5. If at first I don’t succeed... I hate when I don’t figure something out the first time, but I love that my teachers keep providing me more opportunities to learn. I never heard one of them say, “Well I taught it, not sure why they didn’t learn it.”
6. My teachers and principal are paying attention to various forms of the data I generate, and processes exist to analyze and respond to those data. Yeah, I know those tests we take are important, but I generate a lot more data than that. How often I speak and in which classes is data. Do certainly learning environments seem to stimulate me more? Are there times of year I appear to be more motivated?
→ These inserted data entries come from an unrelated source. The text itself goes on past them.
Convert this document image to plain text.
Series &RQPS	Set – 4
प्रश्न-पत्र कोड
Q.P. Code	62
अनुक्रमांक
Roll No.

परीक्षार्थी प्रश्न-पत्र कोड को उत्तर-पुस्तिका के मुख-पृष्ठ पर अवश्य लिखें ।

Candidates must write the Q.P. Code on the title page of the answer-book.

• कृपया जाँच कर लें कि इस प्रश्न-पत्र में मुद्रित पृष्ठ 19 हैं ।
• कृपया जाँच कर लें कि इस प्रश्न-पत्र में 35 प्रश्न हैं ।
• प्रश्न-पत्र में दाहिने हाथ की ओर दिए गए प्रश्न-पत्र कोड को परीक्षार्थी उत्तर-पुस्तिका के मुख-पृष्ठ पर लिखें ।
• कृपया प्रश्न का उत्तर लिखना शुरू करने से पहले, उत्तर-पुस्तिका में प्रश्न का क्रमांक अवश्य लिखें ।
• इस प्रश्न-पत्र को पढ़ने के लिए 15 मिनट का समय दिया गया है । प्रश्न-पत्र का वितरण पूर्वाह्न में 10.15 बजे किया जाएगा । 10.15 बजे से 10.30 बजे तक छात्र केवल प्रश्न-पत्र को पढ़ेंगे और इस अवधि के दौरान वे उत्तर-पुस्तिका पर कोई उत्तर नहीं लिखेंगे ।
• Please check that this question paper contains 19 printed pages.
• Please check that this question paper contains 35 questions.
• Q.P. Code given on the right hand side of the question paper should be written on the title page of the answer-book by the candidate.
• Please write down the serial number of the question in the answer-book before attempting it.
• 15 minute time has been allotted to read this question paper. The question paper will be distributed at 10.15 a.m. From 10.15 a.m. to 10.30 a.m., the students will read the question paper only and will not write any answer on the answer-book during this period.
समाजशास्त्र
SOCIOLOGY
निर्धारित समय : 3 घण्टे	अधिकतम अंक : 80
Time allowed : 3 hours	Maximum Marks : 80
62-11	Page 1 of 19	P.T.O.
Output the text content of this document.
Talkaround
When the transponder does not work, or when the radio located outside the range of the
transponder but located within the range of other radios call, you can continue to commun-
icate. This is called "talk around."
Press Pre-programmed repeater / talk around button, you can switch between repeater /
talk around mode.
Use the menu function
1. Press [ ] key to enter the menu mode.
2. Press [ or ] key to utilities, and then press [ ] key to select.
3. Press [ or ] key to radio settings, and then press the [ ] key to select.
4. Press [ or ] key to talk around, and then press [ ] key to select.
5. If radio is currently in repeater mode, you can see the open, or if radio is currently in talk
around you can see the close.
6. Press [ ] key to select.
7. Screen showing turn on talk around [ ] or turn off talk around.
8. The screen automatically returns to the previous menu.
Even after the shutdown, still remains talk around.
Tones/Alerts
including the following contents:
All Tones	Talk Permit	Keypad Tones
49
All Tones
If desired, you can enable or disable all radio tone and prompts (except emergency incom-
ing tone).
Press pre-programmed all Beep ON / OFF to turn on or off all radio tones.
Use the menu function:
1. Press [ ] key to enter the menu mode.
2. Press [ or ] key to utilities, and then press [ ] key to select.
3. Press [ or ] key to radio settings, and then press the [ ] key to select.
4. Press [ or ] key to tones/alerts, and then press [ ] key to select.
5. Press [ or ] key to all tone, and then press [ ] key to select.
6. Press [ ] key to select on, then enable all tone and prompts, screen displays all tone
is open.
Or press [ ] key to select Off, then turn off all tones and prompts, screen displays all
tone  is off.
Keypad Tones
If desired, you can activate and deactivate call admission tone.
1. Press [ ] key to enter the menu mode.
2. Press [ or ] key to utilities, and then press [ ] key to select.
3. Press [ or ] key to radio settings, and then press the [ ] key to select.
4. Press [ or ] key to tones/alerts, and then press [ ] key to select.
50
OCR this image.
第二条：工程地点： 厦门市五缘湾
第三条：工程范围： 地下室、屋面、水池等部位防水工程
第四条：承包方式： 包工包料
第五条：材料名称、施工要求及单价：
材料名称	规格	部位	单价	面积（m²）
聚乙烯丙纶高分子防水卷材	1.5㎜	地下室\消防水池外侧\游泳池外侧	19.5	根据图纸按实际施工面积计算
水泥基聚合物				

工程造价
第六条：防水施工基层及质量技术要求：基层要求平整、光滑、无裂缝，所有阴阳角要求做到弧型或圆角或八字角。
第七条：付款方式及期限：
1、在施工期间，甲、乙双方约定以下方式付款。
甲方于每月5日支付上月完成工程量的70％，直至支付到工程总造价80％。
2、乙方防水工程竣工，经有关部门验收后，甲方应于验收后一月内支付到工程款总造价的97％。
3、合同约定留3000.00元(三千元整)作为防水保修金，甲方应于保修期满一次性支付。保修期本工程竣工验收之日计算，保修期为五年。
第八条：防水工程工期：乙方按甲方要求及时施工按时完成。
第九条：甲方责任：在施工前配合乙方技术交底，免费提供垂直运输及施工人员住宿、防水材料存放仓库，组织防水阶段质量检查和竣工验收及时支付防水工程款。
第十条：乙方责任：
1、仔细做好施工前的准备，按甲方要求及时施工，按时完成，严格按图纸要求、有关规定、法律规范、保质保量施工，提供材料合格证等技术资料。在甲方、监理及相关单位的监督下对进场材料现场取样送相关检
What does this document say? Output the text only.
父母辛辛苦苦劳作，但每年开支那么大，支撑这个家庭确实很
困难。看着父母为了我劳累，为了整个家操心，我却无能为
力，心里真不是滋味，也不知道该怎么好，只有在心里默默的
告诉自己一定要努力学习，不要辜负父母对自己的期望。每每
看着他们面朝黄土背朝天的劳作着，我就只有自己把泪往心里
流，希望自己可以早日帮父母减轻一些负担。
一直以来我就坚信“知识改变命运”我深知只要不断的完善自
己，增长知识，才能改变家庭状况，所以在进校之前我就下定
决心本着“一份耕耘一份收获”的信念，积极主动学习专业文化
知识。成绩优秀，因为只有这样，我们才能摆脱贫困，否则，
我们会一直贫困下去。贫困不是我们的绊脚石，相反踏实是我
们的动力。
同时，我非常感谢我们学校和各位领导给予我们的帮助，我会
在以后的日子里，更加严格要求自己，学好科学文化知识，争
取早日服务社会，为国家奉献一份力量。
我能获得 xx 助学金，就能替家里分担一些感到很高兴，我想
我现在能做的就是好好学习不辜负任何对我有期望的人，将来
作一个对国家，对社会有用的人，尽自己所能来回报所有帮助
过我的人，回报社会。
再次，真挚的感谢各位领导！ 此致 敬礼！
All these are but the tip of my data iceberg.
7. My school and district attend to the learning needs of my teachers and principal, and all are evaluated and supported. When my friends and I don’t seem to be learning, my teachers get help so they can help us. My one teacher said she has a coach who helps her the same way my soccer coach helps me. In both cases, she said, we are working to make our goals.
8. My friends and I graduate college-and-career ready with the skills needed to compete against top students from around the world. I know that it’s great to graduate and be ready to go to college or get a nice job, but I’ve learned enough about the world to know I’m competing against other kids in Finland, Singapore, etc. Being the best in my system or even my province isn’t enough. I have to be able to compete against the smartest kids from across the globe! Please prepare me for that!
What have I forgotten? I’d love your thoughts on other ways a student might experience a true learning system. Perhaps by viewing more of our change efforts through the eyes of our students, we might find ourselves reaching our very SMART goals more effectively.